De opvolging van de CEO is een belangrijke, vaak emotioneel geladen gebeurtenis in de levenscyclus van een familiebedrijf. De familie kan dan kiezen voor een familielid als CEO of een externe CEO. “De keuze voor een niet-familiale CEO betekent vaak ook een belangrijke stap in de verdere professionalisering van een familiebedrijf”, stellen prof. Wim Voordeckers (UHasselt) en Jo Breesch (Think2Act).
De keuze voor een niet-familiale CEO is niet vanzelfsprekend en succes is niet altijd gegarandeerd. Nochtans zijn er in de praktijk een groeiend aantal cases te vinden waarin een niet-familiale CEO wel een succesverhaal schrijft. De case van Drukkerij Haletra is er zo één.

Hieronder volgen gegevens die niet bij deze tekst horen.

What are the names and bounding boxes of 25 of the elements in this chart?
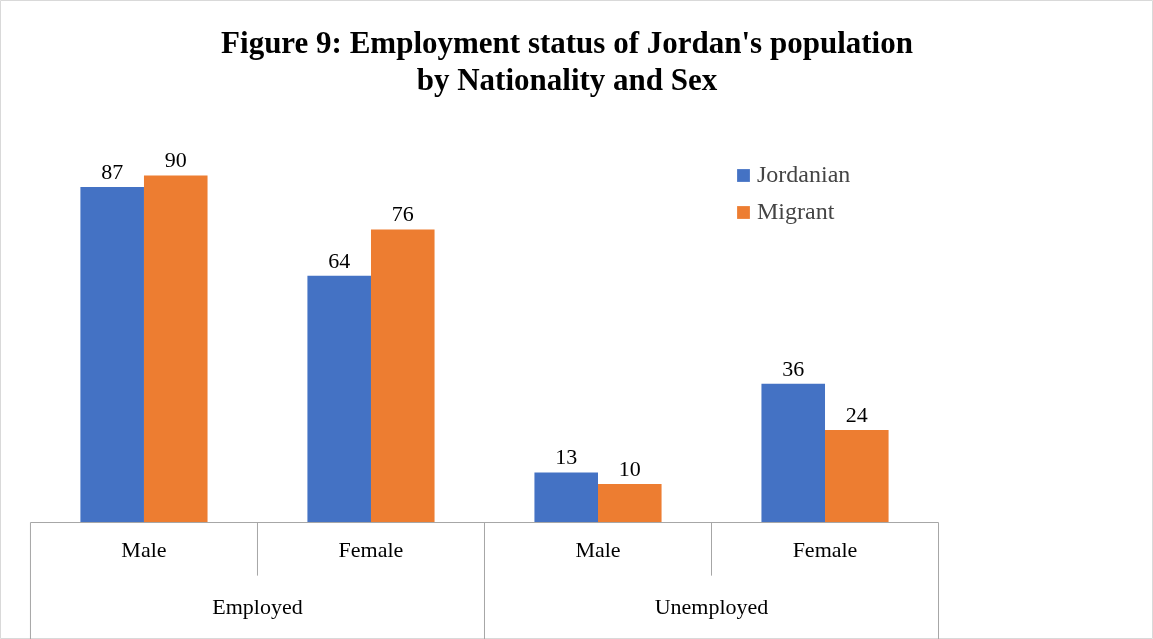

Een succesvolle samenwerking met een niet-familiale CEO komt nooit zomaar uit de lucht vallen, daarvoor moet het familiebedrijf de nodige investeringen doen. Een doordachte opvolgingsplanning en een bijzondere aandacht voor de integratie van de niet-familiale CEO blijken de sleutels te zijn tot een langdurig succesverhaal. Goed uitgewerkte familiale governancemechanismen en een sterke raad van bestuur zijn daarbij onmisbare hulpmiddelen.
Familiale governance
Vooreerst zal het belangrijk zijn dat de familie investeert in familiale governance-mechanismen die de familiale waarden en harmonie intact houden en verder versterken. Familiale governance-mechanismen stimuleren de sociale interactie en open communicatie tussen familieleden, waardoor een gezamenlijke visie en gemeenschappelijke waarden en normen worden ontwikkeld. Dat voorkomt dat familiale conflicten in het bedrijf worden uitgevochten en de goede werking van het familiebedrijf ondermijnen.

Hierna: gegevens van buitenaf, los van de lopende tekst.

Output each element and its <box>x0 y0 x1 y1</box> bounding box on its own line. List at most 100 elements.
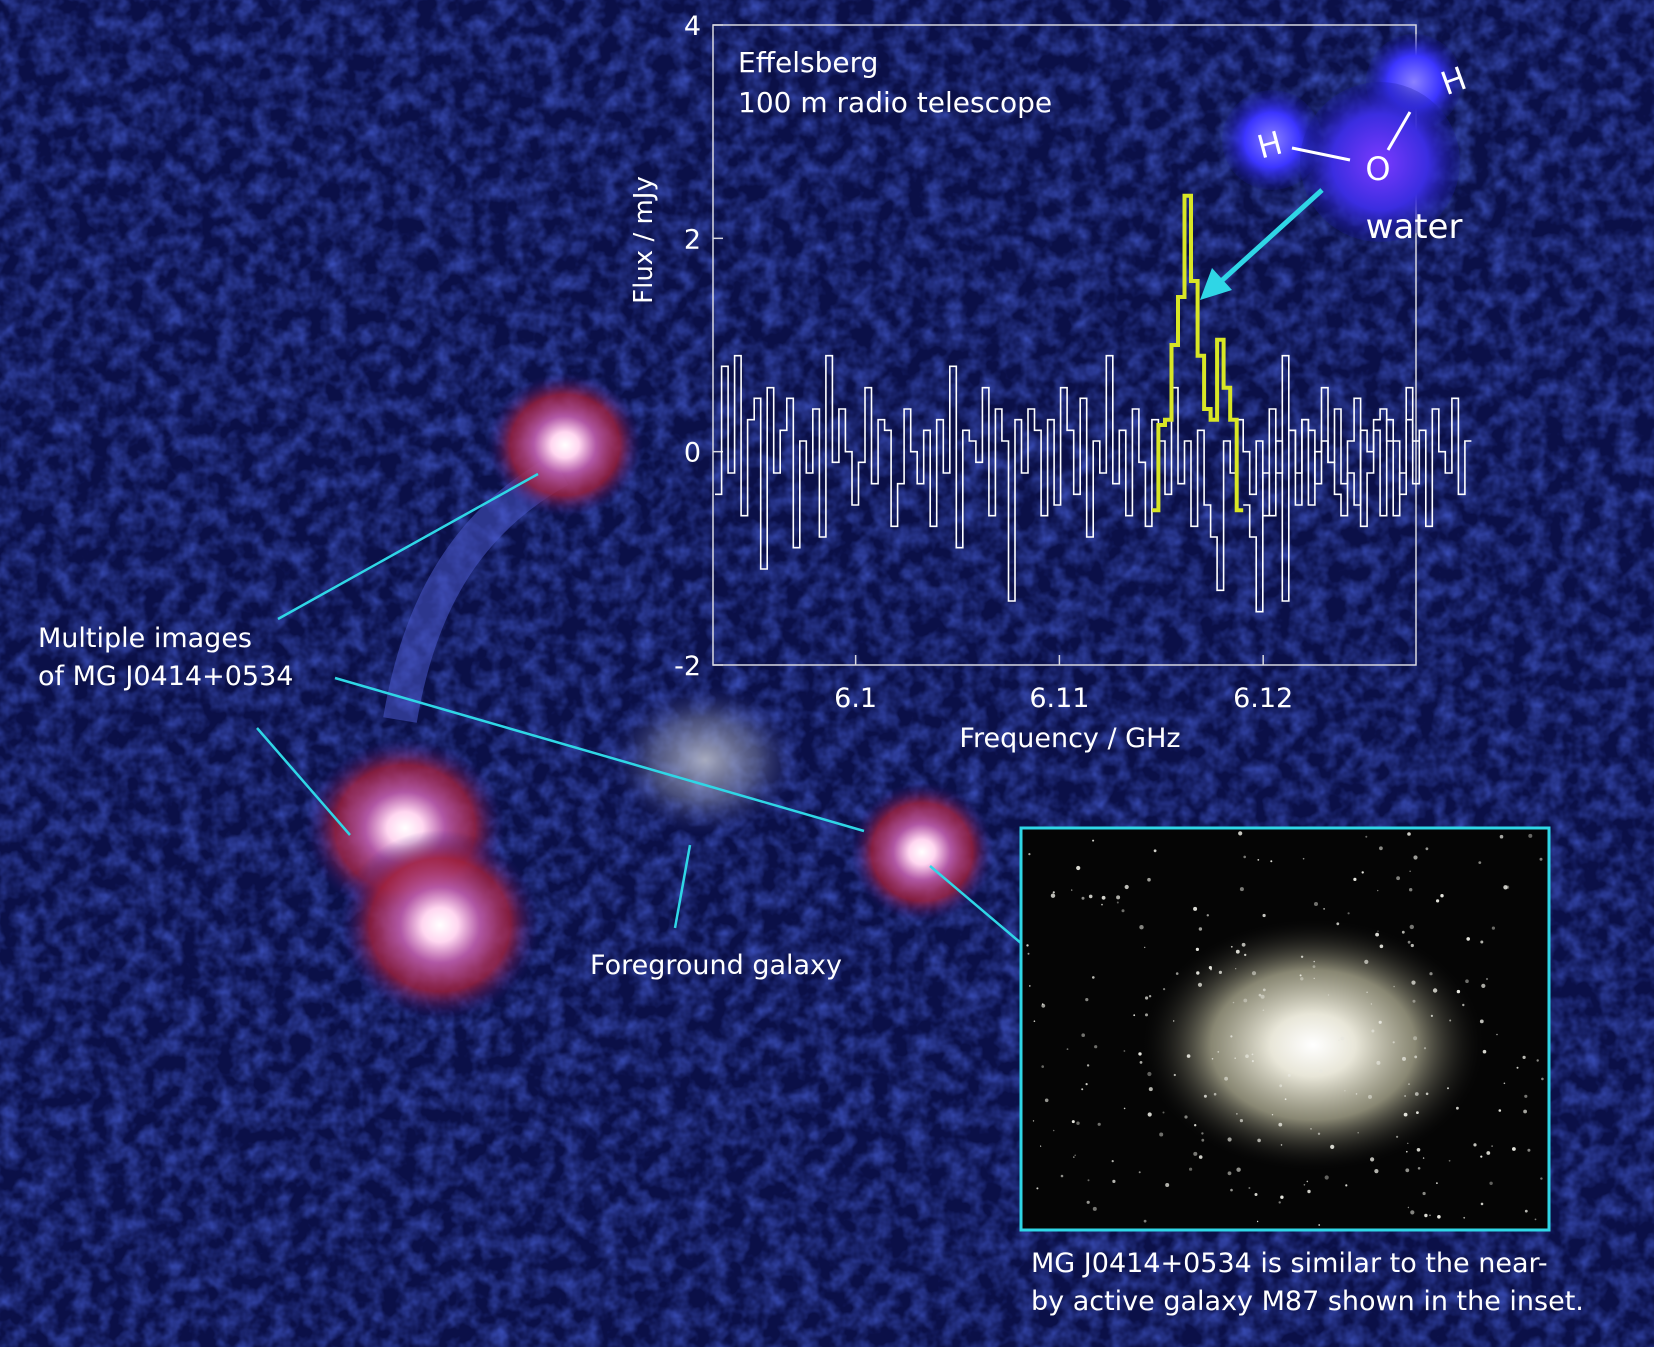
inset-star <box>1436 899 1440 903</box>
inset-star <box>1422 1157 1425 1159</box>
inset-star <box>1184 1115 1188 1119</box>
inset-star <box>1393 985 1395 988</box>
inset-star <box>1524 1094 1528 1098</box>
inset-star <box>1085 1083 1088 1086</box>
inset-star <box>1203 1094 1207 1098</box>
inset-star <box>1198 1155 1203 1159</box>
inset-star <box>1480 940 1484 944</box>
inset-star <box>1323 908 1325 910</box>
inset-star <box>1175 972 1179 975</box>
inset-star <box>1313 960 1315 963</box>
inset-star <box>1379 846 1383 851</box>
inset-star <box>1251 1053 1254 1056</box>
inset-star <box>1026 944 1029 947</box>
chart-title-line2: 100 m radio telescope <box>738 86 1052 119</box>
inset-star <box>1425 847 1429 851</box>
inset-star <box>1235 949 1240 954</box>
inset-star <box>1138 1171 1141 1174</box>
inset-star <box>1262 988 1266 992</box>
inset-star <box>1241 942 1246 947</box>
inset-star <box>1278 1201 1281 1204</box>
inset-star <box>1407 940 1411 944</box>
inset-star <box>1403 1112 1408 1117</box>
inset-star <box>1041 1065 1044 1068</box>
inset-star <box>1173 1073 1176 1077</box>
inset-star <box>1148 1087 1153 1092</box>
inset-star <box>1196 971 1200 975</box>
callout-line-image-c <box>334 676 865 833</box>
inset-star <box>1378 1020 1382 1024</box>
inset-star <box>1287 1073 1291 1077</box>
inset-star <box>1324 1175 1329 1180</box>
inset-star <box>1097 1122 1101 1126</box>
inset-star <box>1368 1094 1372 1099</box>
inset-star <box>1198 927 1203 931</box>
inset-star <box>1279 1084 1283 1088</box>
inset-star <box>1379 944 1384 949</box>
inset-star <box>1303 1184 1306 1186</box>
water-emission-series <box>1151 193 1244 513</box>
inset-star <box>1534 1218 1537 1221</box>
x-tick-label: 6.1 <box>834 683 877 714</box>
atom-label-o: O <box>1365 150 1390 188</box>
inset-star <box>1257 1138 1261 1143</box>
inset-star <box>1401 930 1405 934</box>
inset-star <box>1410 943 1414 948</box>
inset-star <box>1243 998 1248 1003</box>
arrow-to-water-line <box>1200 188 1324 300</box>
callout-line-foreground <box>673 844 692 929</box>
x-tick-label: 6.11 <box>1029 683 1089 714</box>
inset-star <box>1052 891 1055 894</box>
inset-star <box>1280 1195 1284 1199</box>
inset-star <box>1227 1171 1232 1176</box>
inset-star <box>1516 1066 1519 1069</box>
inset-star <box>1147 1112 1152 1117</box>
inset-star <box>1028 853 1031 856</box>
callout-line-image-b <box>256 727 351 836</box>
inset-star <box>1392 1041 1395 1044</box>
spectrum-chart: -2 0 2 4 6.1 6.11 6.12 Effelsberg 100 m radio… <box>629 11 1472 754</box>
inset-star <box>1405 1168 1410 1173</box>
inset-star <box>1159 1132 1164 1137</box>
plot-frame <box>712 24 1417 666</box>
inset-star <box>1148 995 1152 998</box>
inset-star <box>1040 1145 1042 1147</box>
inset-star <box>1407 1206 1410 1209</box>
inset-star <box>1370 1157 1375 1162</box>
inset-star <box>1262 913 1266 918</box>
inset-star <box>1236 1113 1238 1115</box>
inset-star <box>1491 1145 1493 1147</box>
inset-star <box>1076 865 1081 871</box>
chart-title-line1: Effelsberg <box>738 46 878 79</box>
inset-star <box>1041 1003 1044 1005</box>
molecule-label: water <box>1366 207 1463 247</box>
inset-star <box>1353 877 1357 882</box>
inset-star <box>1491 926 1495 930</box>
inset-star <box>1396 1135 1399 1138</box>
inset-star <box>1300 955 1304 958</box>
arrow-shaft <box>1216 188 1324 286</box>
inset-star <box>1193 1151 1198 1156</box>
inset-star <box>1044 1098 1049 1103</box>
inset-star <box>1448 1159 1451 1162</box>
inset-star <box>1076 1121 1080 1125</box>
inset-star <box>1206 914 1210 917</box>
inset-star <box>1347 912 1350 915</box>
inset-star <box>1236 1167 1241 1172</box>
inset-star <box>1208 966 1212 970</box>
inset-star <box>1355 1093 1358 1095</box>
inset-star <box>1244 953 1247 957</box>
inset-star <box>1407 832 1411 836</box>
inset-star <box>1041 1003 1046 1008</box>
inset-star <box>1409 870 1411 872</box>
spectrum-series <box>715 354 1420 602</box>
inset-star <box>1409 924 1415 930</box>
inset-star <box>1243 855 1246 859</box>
inset-star <box>1375 932 1379 937</box>
inset-star <box>1124 884 1129 890</box>
inset-star <box>1087 1179 1090 1182</box>
inset-star <box>1145 1013 1148 1017</box>
x-axis-label: Frequency / GHz <box>959 723 1180 754</box>
inset-star <box>1463 1216 1466 1219</box>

Het opstellen van een familiecharter is daarin een belangrijke factor. De familie kan zich daarbij uitspreken over de vraag of een niet-familielid CEO mag worden in het familiebedrijf, onder welke voorwaarden en hoe de communicatie tussen familie en management zal verlopen. Een familiebedrijf dat de stap wil zetten naar een niet-familiale CEO zal dus moeilijk zonder familiale governance mechanismen kunnen. Uit wetenschappelijk onderzoek blijkt dat ze niet enkel nuttig zijn voor de familie maar ook kunnen bijdragen tot een gunstig werkklimaat voor de niet-familiale managers en CEO. Zo blijkt dat familiale CEO’s het best zullen functioneren wanneer er een positieve interactie is met een familieforum waarbij dit forum duidelijk kan communiceren over wat de familie van het bedrijf verwacht. Goede communicatie is dus een cruciale factor en versterkt de familiale eenheid en harmonie.
Sterke raad van bestuur
Niet enkel familiale governance is belangrijk in het opbouwen van een succesvolle samenwerking met een niet-familiale CEO. Ook een sterke raad van bestuur is een sleutelfactor voor een succesvolle relatie tussen het familiebedrijf en de niet-familiale CEO. Daar zijn verschillende redenen voor. Zo zal de raad van bestuur een buffer vormen tussen de familie en de niet-familiale CEO. Een actieve raad van bestuur kan voorkomen dat een niet-familiale CEO continu veel tijd moet spenderen aan het verdedigen van zijn strategische visie tegenover familiale aandeelhouders. De niet-familiale CEO communiceert dan rechtstreeks met de raad van bestuur en niet met de familiale aandeelhouders. Daarnaast kan het zijn dat er moeilijke beslissingen - die soms indruisen tegen de doelstellingen van (sommige) familiale aandeelhouders - moeten genomen worden in het belang van het bedrijf. Succesvolle, niet-familiale CEO’s hebben een sterke raad van bestuur achter zich, vaak met externe bestuurders, die onpopulaire en moeilijke beslissingen kunnen ondersteunen als groep.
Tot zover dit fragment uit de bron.